DAP’s Blend Sticks are basically crayons with a grown-up price. They’re colored wax you’re instructed to rub on
"nail holes, scratches, and other minor blemishes in finished wood surfaces… ideal for wood and simulated wood surfaces such as paneling, woodwork, molding, furniture, and cabinets."
I’m here to tell you that the advertising copy is an overstatement.
Instead of coming to a point like a Crayola, a DAP Dark Wood Blend Stick Wood Filler has a teardrop cross-section. One edge is sharp, the rest of the stick is round. This way you are can "feather" the wax if you need to blend two or more sticks for a better color match. DAP sells Blend Sticks in many different shades - light oak, dark oak, light walnut, dark walnut, cherry, maple, and other woods, plus plain black and white.
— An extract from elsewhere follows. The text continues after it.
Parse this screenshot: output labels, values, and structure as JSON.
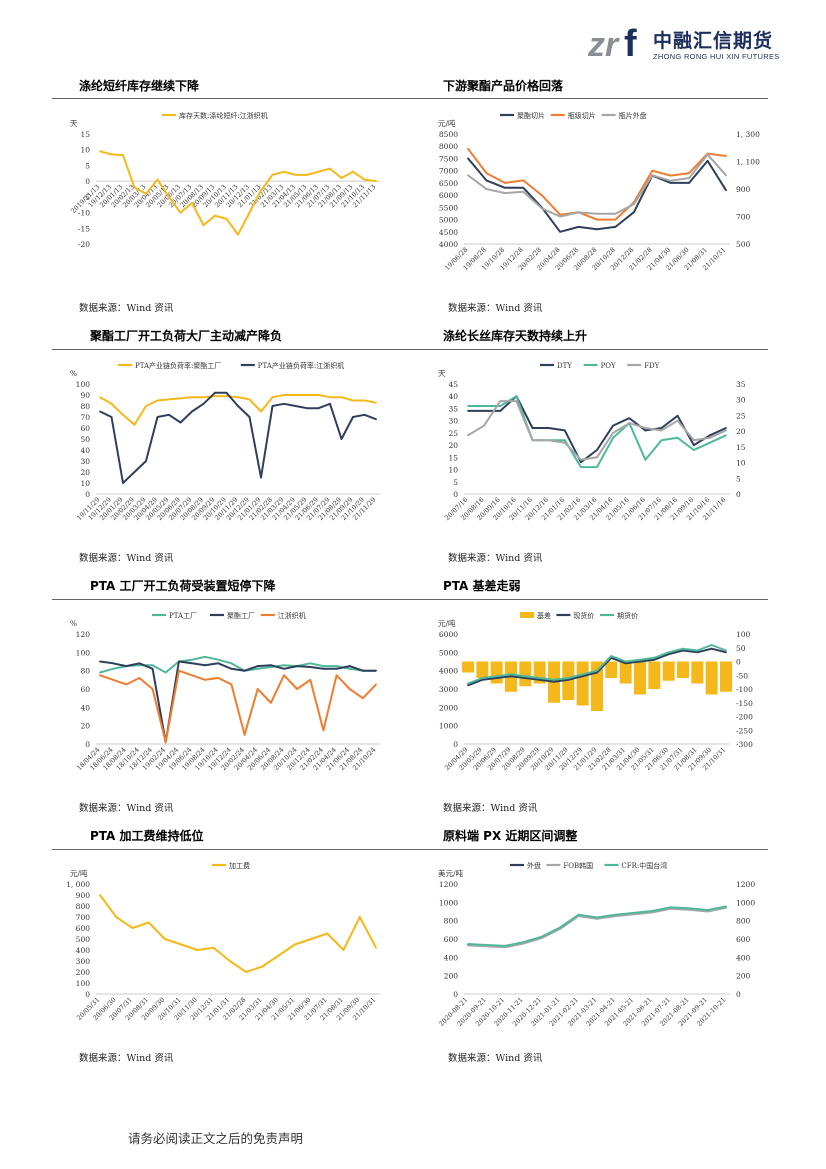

The instructions tell you to fill in blemishes with a blend stick or combination of blend sticks, and voila! problem solved.
I've tried to use my Blend Sticks for several problems, during which I figured out that Blend Sticks are essentially worthless on furniture. If you have a scratch on a table top or the like, the “repair” soon smears and rubs out, leaving the old blemish intact. Where it does work pretty well is on paneling, molding and other wood that isn’t varnished or lacquered. If there are shallow scratches don’t go all the way through the finish, the product is basically useless. You get better results with a heavy coat or two of furniture wax.
Where furniture has small chips and scratches, I’ve gotten better results with felt-tip pens in various wood colors. Sometimes you have to blend them to get a good color match. Once you’ve used the pens, seal the surface with a good paste wax or even some clear nail polish, though you'll then have to smooth the surface with extra-fine sandpaper or steel wool and put on a heavy coat of wax. When it comes to furniture repairs using DAP Blend Sticks, good luck: you're on your own!